“We buried them here, but we could not identify them because they were charred by the use of napalm bombs used by the Americans,” said one resident of Saqlawiya in footage aired on Aljazeera on Sunday.
There have been no reports of the US military using napalm in Falluja and no independent verification of the claims.
The resident told Aljazeera all the bodies were buried in a single grave.
Late last week, US troops in Falluja called on some residents who had fled the fighting to return and help bury the dead.
However, according to other residents who managed to flee the fighting after US forces entered the city, hundreds more bodies still lay in the streets and were being fed on by packs of wild dogs.
Meanwhile, the International Committee of the Red Cross (ICRC) said Falluja remained too dangerous to secure proper retrieval and burial of corpses.
The ICRC and other relief groups
“We could not enter Falluja city so far due to the security measures and the continuing battles,” Muain Qasis, ICRC spokesman in Jordan, told Aljazeera.

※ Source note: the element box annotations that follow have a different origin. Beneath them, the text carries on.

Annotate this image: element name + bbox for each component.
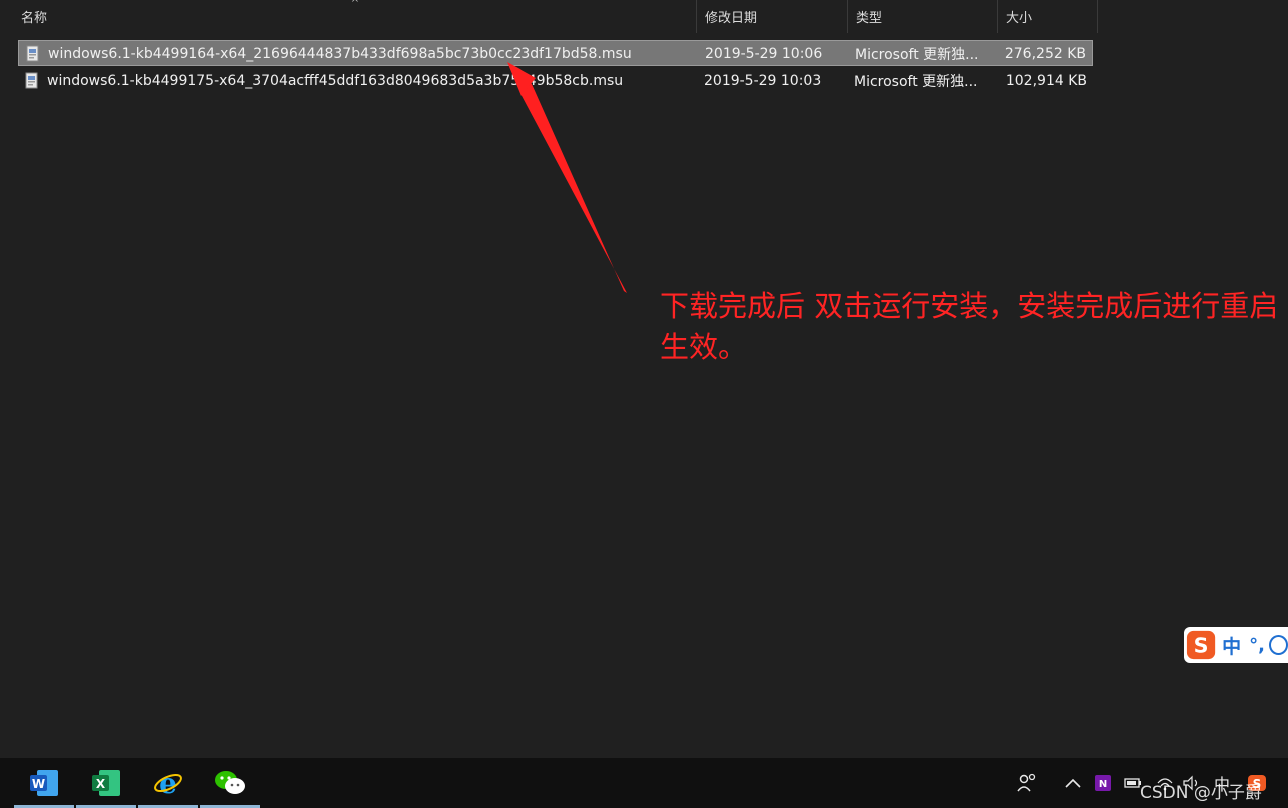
msu-file-icon (26, 45, 39, 62)
explorer-window: ^ 名称 修改日期 类型 大小 windows6.1-kb4499164-x64… (0, 0, 1288, 808)
sogou-logo-icon: S (1186, 630, 1216, 660)
svg-text:N: N (1099, 779, 1107, 790)
file-size: 102,914 KB (1005, 73, 1087, 89)
column-type-label: 类型 (856, 11, 883, 26)
csdn-watermark: CSDN @小子爵 (1140, 783, 1262, 803)
ime-mode[interactable]: 中 (1222, 632, 1241, 659)
file-modified: 2019-5-29 10:03 (704, 73, 822, 89)
ime-toolbar[interactable]: S 中 °, (1184, 627, 1288, 663)
column-modified-label: 修改日期 (705, 11, 758, 26)
wechat-icon (215, 771, 245, 794)
column-type[interactable]: 类型 (848, 0, 998, 33)
file-type: Microsoft 更新独... (855, 47, 979, 63)
file-name: windows6.1-kb4499164-x64_21696444837b433… (48, 46, 632, 62)
column-name[interactable]: 名称 (0, 0, 697, 33)
column-name-label: 名称 (21, 11, 48, 26)
msu-file-icon (25, 72, 38, 89)
taskbar-excel[interactable]: X (76, 758, 136, 808)
taskbar: W X e N 中 S (0, 758, 1288, 808)
file-row[interactable]: windows6.1-kb4499175-x64_3704acfff45ddf1… (18, 68, 1093, 94)
column-size[interactable]: 大小 (998, 0, 1098, 33)
word-icon: W (30, 770, 58, 796)
ime-emoji-icon[interactable] (1268, 635, 1288, 655)
column-modified[interactable]: 修改日期 (697, 0, 848, 33)
ime-punctuation[interactable]: °, (1249, 635, 1265, 656)
file-size: 276,252 KB (1004, 46, 1086, 62)
taskbar-wechat[interactable] (200, 758, 260, 808)
onenote-tray-icon[interactable]: N (1094, 758, 1112, 808)
excel-icon: X (92, 770, 120, 796)
tray-expand-icon[interactable] (1064, 758, 1082, 808)
svg-text:W: W (32, 777, 45, 791)
people-icon[interactable] (1016, 758, 1038, 808)
svg-text:e: e (159, 768, 177, 798)
file-name: windows6.1-kb4499175-x64_3704acfff45ddf1… (47, 73, 624, 89)
svg-text:X: X (96, 777, 106, 791)
annotation-arrow (507, 62, 627, 293)
file-modified: 2019-5-29 10:06 (705, 46, 823, 62)
annotation-text: 下载完成后 双击运行安装，安装完成后进行重启生效。 (660, 289, 1279, 364)
taskbar-ie[interactable]: e (138, 758, 198, 808)
column-header: ^ 名称 修改日期 类型 大小 (0, 0, 1098, 34)
ie-icon: e (154, 768, 182, 798)
file-row[interactable]: windows6.1-kb4499164-x64_21696444837b433… (18, 40, 1093, 66)
column-size-label: 大小 (1006, 11, 1033, 26)
taskbar-word[interactable]: W (14, 758, 74, 808)
file-type: Microsoft 更新独... (854, 74, 978, 90)
svg-text:S: S (1194, 634, 1209, 658)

When asked about the security measures, Qasis said: “In order to carry out an independent and acceptable humanitarian action, we must have guarantees ensuring the safety of the humanitarian staff.
“The humanitarian situation in Falluja city is very difficult.
“The city is still suffering shortage of public services. There is no water or electricity. There is no way to offer medical treatment for the injured families still surrounded inside the city,” he added.
Detained civilians released
In related news, the US military in Falluja announced that it had released 400 of the 1450 men it had detained in the war-ravaged city.
“More than 400 detainees have since been released after being deemed non-combatants,” the military said, adding that 100 more were due to be released on Sunday.